Bizden öncekilere göre biz çok şanslıydık, stüdyolar, en son teknoloji ile yenilenmişti. Teknik ile spiker birbirini görebilir, konuşabilirdi. Spikerin yanında ara müziği için plak çalacak iki platform vardı, kısa bir süre ‘gonk’ da vurdum.
Bülten başlarında bir gonk vardı ona vurulup ‘memleket saat ayarı’ verildiğinden, tam zamanında olması gerekirdi. Ben çok kısa kullandım bunu, sonra elektronik sinyale geçildi.”
TRT henüz kurulmamış, yayın, ‘Radyolar Umum Müdürlüğü’ adı altında yürütülmektedir. Spikerler, program seslendirmesinden, müzik programı anonsuna kadar her yerde görev almaktadır. Basın Yayın ve Anadolu Ajansı’ndan gelen haberler, Ankara Radyosu üst katındaki, Kemal Deniz’in yönettiği haber odasında toplanmakta ve nöbetçi spiker de okumaktadır.1 Mayıs 1964’de TRT kurulur, Doğan Kasaroğlu başkanlığında Muammer Yaşar, Hüsamettin Çelebi ve diğerleri haber merkezinin temelini atarlar.

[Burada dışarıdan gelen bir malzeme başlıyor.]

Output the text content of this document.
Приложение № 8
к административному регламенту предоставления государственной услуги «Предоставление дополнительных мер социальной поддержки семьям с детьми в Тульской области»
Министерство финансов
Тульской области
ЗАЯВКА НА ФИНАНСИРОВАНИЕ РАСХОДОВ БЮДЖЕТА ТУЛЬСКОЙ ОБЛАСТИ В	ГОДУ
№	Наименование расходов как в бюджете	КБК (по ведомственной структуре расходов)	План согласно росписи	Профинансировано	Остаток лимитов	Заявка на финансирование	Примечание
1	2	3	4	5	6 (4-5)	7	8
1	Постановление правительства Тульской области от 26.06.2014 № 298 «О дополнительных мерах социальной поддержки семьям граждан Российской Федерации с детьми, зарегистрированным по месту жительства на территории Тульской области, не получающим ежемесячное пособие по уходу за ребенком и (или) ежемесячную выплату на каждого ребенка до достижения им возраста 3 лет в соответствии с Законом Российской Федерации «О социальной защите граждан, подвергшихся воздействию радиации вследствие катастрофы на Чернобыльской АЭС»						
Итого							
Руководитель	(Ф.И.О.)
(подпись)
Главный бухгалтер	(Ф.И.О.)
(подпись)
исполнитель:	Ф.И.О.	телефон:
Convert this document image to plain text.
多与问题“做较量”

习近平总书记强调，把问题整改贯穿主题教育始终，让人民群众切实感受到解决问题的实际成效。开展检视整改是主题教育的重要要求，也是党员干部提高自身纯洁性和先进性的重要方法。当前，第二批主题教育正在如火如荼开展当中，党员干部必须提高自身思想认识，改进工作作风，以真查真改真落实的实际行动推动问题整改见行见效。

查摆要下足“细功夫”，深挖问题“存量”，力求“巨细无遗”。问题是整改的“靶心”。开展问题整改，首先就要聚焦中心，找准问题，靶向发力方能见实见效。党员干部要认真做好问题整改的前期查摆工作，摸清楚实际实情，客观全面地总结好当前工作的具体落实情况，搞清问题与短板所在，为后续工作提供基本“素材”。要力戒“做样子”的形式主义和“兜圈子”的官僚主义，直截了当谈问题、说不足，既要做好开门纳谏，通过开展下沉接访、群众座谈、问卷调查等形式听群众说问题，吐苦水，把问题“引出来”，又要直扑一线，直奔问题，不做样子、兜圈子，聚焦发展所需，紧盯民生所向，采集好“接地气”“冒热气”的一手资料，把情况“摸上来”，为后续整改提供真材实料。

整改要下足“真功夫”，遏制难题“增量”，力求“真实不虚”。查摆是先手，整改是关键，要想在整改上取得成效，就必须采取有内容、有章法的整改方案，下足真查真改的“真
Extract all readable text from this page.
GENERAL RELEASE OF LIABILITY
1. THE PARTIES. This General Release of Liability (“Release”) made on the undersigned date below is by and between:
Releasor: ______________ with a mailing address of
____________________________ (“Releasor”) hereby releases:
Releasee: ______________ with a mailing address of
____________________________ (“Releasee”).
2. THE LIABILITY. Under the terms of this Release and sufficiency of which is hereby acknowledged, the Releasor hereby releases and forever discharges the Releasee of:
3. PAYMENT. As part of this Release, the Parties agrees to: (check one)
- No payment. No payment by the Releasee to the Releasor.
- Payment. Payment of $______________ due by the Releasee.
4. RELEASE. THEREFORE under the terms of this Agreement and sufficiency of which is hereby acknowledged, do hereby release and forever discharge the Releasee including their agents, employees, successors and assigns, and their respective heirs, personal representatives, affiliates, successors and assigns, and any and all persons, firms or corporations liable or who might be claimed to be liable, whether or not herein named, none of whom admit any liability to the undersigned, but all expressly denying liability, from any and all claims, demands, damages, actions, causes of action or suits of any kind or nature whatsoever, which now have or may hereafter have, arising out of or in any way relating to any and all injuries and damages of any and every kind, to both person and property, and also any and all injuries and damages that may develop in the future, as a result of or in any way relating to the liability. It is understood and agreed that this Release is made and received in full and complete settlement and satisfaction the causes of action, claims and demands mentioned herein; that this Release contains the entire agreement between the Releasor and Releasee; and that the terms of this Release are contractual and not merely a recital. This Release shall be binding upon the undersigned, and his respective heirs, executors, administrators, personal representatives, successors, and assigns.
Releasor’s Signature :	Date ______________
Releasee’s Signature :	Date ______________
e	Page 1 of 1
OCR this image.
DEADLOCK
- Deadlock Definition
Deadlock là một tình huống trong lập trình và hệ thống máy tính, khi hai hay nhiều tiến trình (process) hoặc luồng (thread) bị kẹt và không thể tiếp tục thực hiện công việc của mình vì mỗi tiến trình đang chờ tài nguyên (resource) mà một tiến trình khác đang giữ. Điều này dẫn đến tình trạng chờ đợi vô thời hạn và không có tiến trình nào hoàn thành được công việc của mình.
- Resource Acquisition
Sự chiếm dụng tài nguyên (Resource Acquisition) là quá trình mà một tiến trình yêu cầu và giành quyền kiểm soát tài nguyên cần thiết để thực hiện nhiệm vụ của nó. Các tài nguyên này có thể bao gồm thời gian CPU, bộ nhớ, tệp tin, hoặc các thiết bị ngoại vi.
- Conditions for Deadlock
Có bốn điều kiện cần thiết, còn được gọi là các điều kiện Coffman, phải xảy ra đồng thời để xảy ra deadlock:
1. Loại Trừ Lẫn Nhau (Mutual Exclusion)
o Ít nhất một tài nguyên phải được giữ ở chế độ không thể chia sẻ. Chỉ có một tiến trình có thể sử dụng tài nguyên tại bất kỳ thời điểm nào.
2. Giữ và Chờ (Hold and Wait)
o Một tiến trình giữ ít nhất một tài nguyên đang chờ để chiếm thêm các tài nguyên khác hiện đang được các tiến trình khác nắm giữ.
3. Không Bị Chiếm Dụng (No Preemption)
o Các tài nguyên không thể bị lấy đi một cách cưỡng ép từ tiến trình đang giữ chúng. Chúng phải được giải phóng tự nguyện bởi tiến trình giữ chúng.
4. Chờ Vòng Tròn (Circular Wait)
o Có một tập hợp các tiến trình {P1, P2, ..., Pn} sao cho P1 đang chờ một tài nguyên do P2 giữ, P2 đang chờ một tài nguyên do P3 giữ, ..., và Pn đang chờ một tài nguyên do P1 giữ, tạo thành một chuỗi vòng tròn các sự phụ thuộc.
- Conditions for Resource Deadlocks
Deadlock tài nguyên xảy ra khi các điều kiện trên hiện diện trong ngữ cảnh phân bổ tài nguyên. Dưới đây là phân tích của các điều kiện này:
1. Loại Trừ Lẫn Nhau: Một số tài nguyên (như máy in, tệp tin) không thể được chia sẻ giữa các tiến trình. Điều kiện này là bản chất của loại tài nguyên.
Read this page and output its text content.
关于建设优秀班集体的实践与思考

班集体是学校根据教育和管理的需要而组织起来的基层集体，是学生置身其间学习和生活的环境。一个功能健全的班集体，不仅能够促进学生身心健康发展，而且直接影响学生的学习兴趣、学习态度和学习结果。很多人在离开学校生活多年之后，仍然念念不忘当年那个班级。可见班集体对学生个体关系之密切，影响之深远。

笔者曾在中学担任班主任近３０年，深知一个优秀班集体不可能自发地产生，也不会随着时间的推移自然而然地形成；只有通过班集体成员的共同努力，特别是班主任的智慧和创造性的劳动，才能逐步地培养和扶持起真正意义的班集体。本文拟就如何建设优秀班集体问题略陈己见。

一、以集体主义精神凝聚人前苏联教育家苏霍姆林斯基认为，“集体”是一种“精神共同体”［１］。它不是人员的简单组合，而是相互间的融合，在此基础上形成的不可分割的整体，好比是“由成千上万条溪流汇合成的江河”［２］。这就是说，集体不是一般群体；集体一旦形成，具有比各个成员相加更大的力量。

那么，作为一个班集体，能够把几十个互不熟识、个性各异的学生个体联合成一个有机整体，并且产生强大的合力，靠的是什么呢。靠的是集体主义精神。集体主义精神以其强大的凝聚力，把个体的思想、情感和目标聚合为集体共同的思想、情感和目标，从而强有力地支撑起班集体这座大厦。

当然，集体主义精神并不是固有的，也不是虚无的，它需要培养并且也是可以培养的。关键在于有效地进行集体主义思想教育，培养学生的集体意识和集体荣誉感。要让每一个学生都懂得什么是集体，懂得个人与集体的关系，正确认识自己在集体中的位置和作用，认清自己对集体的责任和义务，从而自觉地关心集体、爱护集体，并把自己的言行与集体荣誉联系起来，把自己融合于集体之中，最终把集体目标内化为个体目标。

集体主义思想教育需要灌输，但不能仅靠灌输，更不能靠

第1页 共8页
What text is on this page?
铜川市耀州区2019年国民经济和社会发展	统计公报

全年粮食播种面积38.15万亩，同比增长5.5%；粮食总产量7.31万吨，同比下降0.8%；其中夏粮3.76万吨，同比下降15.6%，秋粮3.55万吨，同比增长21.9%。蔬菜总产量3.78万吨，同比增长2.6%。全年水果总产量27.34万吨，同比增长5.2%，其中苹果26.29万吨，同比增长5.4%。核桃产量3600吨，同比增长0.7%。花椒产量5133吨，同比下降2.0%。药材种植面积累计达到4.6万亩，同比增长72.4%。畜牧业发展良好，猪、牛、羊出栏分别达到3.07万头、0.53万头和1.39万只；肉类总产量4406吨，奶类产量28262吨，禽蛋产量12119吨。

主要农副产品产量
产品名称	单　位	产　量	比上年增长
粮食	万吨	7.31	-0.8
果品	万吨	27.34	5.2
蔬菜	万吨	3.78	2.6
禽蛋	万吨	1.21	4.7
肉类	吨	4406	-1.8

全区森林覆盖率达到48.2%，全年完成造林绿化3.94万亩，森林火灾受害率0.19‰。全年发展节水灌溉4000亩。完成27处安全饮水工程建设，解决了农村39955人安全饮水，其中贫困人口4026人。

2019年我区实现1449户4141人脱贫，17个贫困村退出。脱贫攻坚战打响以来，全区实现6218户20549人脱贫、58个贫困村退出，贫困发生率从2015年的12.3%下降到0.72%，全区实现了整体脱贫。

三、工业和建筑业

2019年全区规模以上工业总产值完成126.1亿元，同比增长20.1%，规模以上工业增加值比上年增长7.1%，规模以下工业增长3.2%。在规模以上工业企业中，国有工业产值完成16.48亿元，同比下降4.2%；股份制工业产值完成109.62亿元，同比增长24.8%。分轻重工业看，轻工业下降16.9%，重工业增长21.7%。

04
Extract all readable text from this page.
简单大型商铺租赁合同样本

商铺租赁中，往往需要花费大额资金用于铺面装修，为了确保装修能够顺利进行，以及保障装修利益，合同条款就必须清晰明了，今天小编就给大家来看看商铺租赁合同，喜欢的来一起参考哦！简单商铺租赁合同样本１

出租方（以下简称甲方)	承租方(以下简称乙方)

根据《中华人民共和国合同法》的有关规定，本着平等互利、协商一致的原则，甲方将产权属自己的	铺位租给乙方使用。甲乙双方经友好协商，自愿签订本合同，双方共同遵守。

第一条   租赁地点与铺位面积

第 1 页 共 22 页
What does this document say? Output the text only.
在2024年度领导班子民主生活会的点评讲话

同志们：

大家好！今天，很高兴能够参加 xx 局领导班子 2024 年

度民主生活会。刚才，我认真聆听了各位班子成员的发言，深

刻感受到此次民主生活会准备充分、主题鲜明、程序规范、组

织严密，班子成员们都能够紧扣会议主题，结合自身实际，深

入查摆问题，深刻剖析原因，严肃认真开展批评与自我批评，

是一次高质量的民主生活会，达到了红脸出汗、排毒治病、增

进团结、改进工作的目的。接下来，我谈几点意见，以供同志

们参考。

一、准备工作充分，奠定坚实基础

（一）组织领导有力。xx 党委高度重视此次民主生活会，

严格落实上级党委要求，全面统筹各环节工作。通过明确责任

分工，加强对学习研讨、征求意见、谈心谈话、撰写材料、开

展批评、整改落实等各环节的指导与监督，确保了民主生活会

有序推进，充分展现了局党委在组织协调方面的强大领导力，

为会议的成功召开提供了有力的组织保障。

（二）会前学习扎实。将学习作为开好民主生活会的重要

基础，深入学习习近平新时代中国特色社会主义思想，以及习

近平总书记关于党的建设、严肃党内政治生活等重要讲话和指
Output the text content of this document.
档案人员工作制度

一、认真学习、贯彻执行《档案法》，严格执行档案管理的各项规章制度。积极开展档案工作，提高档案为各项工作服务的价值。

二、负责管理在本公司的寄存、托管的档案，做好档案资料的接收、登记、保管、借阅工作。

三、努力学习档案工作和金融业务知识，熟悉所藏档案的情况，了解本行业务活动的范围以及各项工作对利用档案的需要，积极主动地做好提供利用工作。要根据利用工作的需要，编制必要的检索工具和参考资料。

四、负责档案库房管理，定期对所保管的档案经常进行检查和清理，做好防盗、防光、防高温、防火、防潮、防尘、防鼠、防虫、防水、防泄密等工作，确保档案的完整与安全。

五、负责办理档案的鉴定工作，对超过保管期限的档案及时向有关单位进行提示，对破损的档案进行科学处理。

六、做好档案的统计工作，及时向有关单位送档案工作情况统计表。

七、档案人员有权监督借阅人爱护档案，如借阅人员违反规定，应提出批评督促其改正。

Haber merkezi önce Ulus’ta bir binaya ardından da Mithatpaşa Caddesi’ndeki genel müdürlük binasının alt katına yerleşir. Değişimi Ülkü Kuranel anlatıyor:
“Haber Merkezinde önce, ‘aktüalite servisi’ kuruldu ve Gökçen Solok ile Jülide Gülizar radyodan haberlere geçen ilk spikerler oldu.
Bundan sonra haber spikerleri ayrıldı, Ben, Çetin Çeki, Zafer Cilasun, Erkan Oyal, Sevinç Yemişçi ve Aytaç Kardüz TRT Haber Merkezi’nin ilk redaktör spikerleri olarak atandık.”